Ia pun pernah berkesempatan berkunjung ke Bandung dan Jogyakarta untuk melihat secara langsung proses pembuatan sepatu, tas, maupun topi, dengan sentuhan tenun pula. Harganya dijual lebih murah.

Bagi perempuan berdarah Rote itu, keberadaan produk industri tak menjadi satu penghambat bagi usahanya. Karena bagi dia, produk yang ditawarkan meskipun sekilas sama, namun tetap berbeda. Pangsa pasarnya pun tetap ada walau dengan harga yang lebih mahal.

“Kalau industri kan itu hasil cetak. Sedangkan kalau begini, keunggulannya nilai tenunnya. Dan buatan tangan bukan buatan mesin. Saya tidak melihatnya sebagai pesaing. Justru itu sebagai nilai tambah pengetahuan,” jelas Widia.

Dia juga tidak pelit berbagi ilmu dengan memberikan pelatihan. Sayangnya, masyarakat NTT kurang berhasrat untuk menjadikan ini sebagai sebuah usaha.

Baca juga: Tenun NTT Hadapi Dilema: Patuhi Adat dan Ikut Tuntutan Pasar

Tak terhitung sudah berapa pelatihan yang diikuti Widia sebagai pembina. Ini adalah bentuk perhatiannya pada masyarakat khususnya ibu rumah tangga, yang kebanyakan tak punya penghasilan sendiri. Mereka tak memberdayakan potensi diri serta potensi alam yang ada.

“Yang buat jadi bisnis sampai sekarang hanya ibu-ibu yang awalnya bantu saya jahit.
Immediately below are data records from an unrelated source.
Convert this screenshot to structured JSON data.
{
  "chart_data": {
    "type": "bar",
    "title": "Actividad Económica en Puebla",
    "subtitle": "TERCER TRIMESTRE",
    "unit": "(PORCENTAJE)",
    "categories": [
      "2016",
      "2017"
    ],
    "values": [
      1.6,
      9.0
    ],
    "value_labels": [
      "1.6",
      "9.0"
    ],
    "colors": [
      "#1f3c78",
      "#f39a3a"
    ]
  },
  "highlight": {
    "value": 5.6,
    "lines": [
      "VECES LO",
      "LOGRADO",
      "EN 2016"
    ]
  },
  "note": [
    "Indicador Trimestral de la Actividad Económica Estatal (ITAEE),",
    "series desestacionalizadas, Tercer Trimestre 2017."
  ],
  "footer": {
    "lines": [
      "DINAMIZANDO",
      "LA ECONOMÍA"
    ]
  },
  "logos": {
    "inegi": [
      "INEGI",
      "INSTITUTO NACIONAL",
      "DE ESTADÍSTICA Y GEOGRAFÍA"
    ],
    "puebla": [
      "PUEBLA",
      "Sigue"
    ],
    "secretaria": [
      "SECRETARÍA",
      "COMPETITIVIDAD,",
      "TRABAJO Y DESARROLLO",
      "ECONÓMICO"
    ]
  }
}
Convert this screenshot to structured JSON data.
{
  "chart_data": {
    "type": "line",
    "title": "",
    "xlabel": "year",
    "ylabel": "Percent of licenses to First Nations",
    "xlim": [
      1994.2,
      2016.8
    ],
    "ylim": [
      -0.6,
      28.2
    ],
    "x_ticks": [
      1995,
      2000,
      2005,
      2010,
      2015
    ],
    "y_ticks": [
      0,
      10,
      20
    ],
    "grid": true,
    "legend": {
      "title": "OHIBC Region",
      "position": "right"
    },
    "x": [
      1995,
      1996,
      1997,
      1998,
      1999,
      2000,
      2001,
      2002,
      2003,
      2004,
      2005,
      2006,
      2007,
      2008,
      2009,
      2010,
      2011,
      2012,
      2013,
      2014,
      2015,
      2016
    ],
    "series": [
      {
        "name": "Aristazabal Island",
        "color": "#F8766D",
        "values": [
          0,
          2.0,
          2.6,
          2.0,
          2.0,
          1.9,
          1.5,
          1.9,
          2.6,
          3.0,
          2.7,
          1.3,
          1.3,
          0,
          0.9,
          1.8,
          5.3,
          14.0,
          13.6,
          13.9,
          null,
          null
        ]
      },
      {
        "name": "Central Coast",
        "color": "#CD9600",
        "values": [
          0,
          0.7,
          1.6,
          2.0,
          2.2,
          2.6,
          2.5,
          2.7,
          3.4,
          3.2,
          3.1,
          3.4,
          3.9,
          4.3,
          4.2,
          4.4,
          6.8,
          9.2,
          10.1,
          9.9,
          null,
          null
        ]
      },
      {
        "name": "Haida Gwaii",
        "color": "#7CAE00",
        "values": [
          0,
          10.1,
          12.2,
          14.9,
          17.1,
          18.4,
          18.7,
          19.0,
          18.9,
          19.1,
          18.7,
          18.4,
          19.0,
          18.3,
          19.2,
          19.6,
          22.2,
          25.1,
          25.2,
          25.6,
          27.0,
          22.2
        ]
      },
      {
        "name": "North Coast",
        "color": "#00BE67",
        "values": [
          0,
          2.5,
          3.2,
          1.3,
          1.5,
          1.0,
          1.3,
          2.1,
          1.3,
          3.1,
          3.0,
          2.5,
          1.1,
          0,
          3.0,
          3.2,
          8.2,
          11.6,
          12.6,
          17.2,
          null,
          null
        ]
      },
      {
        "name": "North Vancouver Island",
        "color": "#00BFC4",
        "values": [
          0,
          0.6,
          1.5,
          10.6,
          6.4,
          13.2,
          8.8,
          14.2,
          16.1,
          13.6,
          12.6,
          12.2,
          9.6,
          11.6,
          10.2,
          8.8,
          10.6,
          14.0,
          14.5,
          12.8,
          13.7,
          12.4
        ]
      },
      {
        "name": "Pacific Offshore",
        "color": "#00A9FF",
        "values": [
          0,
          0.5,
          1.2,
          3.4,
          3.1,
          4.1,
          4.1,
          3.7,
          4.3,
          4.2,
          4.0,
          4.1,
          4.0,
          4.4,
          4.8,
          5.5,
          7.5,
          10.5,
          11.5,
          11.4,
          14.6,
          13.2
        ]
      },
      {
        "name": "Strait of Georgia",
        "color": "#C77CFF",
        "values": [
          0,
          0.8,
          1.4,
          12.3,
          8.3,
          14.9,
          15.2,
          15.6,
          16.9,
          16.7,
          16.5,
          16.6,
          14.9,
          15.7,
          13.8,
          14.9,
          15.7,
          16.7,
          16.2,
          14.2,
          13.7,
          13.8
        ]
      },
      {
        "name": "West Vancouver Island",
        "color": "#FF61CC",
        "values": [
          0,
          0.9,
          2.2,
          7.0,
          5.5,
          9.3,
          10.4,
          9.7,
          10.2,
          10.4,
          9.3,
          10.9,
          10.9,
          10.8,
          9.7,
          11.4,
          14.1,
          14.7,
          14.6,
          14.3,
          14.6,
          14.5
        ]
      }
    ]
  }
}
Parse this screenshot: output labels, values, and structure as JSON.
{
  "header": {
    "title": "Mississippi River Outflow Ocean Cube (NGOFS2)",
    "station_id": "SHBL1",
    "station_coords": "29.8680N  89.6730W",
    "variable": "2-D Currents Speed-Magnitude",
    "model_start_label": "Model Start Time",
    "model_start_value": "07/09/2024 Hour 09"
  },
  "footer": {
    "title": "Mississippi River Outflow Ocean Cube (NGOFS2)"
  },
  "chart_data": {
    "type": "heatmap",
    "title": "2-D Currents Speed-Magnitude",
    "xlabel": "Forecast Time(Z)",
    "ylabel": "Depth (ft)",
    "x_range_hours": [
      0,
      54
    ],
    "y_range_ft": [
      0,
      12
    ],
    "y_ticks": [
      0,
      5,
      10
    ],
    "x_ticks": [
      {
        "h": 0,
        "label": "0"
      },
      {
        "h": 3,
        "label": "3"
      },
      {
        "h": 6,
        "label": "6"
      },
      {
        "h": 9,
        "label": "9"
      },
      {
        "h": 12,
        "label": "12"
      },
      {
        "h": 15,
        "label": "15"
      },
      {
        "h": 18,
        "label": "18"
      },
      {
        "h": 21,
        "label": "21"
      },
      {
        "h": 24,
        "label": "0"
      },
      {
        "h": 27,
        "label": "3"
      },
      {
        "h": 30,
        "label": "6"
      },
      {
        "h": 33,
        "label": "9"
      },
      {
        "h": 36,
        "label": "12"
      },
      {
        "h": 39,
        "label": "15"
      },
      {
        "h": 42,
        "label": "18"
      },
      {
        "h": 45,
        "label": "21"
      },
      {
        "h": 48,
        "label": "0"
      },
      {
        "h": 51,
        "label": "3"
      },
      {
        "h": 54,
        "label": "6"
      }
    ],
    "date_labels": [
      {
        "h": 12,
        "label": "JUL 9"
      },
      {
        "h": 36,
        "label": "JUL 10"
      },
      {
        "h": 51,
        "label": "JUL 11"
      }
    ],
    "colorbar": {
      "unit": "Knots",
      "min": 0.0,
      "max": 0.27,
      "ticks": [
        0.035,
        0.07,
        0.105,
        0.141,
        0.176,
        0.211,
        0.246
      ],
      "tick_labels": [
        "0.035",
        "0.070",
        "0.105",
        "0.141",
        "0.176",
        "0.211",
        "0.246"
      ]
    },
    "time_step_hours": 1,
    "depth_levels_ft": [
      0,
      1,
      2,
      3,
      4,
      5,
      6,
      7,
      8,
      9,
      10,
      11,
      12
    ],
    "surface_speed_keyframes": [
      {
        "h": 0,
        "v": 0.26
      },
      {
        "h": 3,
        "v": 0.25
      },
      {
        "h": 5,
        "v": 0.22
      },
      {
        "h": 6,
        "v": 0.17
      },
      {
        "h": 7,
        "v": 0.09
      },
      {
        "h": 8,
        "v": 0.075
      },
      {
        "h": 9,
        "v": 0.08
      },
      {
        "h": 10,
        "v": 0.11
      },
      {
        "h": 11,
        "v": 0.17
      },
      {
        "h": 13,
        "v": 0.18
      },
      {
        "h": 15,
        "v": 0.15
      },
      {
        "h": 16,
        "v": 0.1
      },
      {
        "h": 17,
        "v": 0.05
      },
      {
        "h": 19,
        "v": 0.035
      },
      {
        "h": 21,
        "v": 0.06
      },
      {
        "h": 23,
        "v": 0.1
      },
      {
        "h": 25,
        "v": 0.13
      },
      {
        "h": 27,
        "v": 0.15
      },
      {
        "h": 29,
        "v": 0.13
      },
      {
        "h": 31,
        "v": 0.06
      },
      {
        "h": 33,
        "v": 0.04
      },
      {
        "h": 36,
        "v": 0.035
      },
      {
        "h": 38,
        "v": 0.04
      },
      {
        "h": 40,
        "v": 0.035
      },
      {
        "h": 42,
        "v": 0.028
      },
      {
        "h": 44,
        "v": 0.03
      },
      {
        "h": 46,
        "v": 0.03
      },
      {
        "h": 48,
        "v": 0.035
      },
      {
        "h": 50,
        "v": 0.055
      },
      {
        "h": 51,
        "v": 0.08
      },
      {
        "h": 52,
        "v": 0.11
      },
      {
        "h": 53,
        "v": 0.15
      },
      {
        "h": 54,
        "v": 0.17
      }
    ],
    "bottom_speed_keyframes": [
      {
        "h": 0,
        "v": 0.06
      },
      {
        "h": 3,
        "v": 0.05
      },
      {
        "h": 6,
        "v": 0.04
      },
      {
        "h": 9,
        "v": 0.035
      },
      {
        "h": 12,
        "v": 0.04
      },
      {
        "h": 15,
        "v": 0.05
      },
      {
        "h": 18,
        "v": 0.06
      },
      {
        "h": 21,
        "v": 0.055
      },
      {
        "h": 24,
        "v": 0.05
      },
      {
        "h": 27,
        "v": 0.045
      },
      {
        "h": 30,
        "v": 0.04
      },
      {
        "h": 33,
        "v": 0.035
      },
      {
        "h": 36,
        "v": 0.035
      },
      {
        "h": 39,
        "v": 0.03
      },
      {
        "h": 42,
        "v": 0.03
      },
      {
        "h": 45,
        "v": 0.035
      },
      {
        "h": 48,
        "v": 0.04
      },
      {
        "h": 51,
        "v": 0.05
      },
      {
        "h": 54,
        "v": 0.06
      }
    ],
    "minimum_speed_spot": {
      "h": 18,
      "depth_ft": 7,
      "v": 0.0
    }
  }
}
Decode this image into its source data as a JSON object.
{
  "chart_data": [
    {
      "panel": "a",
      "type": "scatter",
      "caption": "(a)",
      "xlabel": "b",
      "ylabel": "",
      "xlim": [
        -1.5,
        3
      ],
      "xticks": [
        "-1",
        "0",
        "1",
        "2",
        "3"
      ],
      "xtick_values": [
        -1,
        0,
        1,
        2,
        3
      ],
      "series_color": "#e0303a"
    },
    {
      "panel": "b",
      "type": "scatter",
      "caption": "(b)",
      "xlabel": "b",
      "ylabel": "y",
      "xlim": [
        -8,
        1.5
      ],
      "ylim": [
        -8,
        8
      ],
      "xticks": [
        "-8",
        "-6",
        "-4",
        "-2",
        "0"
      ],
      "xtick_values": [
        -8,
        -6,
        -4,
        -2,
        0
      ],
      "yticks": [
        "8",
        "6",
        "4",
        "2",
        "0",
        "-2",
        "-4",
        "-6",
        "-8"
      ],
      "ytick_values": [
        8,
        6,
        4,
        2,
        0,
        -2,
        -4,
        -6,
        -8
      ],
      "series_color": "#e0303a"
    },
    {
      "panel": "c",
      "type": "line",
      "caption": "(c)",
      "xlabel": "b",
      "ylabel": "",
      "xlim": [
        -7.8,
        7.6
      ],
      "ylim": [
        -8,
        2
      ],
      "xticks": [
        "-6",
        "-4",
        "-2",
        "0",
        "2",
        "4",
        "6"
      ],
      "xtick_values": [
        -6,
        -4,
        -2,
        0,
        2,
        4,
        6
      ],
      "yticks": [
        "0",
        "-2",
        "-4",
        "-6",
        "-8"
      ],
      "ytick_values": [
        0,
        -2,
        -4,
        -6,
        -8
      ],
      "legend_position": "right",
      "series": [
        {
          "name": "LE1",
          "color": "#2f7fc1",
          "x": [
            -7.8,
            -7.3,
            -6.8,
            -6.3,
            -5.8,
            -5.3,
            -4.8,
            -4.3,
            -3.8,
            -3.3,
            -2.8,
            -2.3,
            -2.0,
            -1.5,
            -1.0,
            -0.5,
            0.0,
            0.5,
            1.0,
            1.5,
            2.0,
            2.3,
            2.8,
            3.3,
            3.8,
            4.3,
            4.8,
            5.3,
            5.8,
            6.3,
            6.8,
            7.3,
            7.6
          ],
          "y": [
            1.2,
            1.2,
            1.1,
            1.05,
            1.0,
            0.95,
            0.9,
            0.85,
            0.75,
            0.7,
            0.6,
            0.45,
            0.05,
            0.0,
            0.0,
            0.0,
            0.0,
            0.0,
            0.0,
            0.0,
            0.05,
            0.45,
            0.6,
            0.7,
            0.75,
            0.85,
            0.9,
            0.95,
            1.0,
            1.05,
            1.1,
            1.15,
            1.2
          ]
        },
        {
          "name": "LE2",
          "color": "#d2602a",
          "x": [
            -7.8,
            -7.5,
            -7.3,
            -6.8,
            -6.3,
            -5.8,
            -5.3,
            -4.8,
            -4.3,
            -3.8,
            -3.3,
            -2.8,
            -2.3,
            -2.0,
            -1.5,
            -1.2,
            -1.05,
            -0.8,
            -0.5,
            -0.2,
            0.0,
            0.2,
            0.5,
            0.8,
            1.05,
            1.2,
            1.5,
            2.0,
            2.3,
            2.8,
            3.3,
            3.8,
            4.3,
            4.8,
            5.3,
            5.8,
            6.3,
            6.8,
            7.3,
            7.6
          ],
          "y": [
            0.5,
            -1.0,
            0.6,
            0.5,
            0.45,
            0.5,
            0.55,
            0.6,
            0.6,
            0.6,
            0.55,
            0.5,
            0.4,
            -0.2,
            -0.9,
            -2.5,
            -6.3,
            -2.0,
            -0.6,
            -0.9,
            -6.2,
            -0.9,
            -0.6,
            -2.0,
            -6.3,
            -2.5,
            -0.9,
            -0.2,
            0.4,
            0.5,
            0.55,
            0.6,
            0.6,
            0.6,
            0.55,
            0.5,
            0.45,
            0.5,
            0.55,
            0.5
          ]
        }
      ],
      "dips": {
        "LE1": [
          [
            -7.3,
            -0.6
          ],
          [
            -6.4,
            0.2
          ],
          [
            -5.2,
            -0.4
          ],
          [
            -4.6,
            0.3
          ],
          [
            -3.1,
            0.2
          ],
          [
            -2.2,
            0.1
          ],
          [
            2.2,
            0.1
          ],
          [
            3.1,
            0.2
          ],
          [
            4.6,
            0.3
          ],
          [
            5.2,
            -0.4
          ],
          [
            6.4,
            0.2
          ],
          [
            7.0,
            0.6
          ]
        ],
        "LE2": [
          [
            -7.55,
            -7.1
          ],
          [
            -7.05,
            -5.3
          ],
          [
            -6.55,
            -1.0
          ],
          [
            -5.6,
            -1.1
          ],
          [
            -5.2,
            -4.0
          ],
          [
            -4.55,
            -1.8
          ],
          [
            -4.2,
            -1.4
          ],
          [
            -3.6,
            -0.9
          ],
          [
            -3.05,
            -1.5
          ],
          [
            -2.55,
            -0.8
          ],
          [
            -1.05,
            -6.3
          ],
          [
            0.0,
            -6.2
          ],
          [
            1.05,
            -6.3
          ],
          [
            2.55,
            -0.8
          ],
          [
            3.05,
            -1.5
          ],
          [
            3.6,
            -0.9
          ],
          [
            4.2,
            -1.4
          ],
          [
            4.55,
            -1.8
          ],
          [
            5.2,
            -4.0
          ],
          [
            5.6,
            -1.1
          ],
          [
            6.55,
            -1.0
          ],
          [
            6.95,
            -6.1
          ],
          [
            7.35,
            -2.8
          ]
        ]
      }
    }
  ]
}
Itu saja. Yang lain tidak terlalu serius menekuni,” cerita Widia.

Usaha rehab sepatu dan sandal untuk dibalut tenun NTT, Widia Ullu raup untung bersih Rp 6 juta sebulan. (Dok. Widia Ullu)
Usaha rehab sepatu dan sandal untuk dibalut tenun NTT, Widia Ullu raup untung bersih Rp 6 juta sebulan. (Dok. Widia Ullu)

Banyak orang menganggap usaha ini tak terlalu menguntungkan dan tak kelihatan ‘bekerja’ karena dilakukan dari rumah. Padahal, berdasarkan perhitungannya, untung bersih dalam sebulan lewat dua bisnisnya ini minimal Rp 6 juta sebulan.

Ia hanya memanfaatkan media sosial sebagai tokonya. Pun, alat-alat yang digunakan tak sekali pakai.

“Palingan kain ini yang kita beli terus. Untuk tas dan topi. Lalu lem untuk sepatu. Satu botol itu harganya Rp 85 ribu itu pakai untuk enam sampai tujuh pasang sepatu,” jelasnya.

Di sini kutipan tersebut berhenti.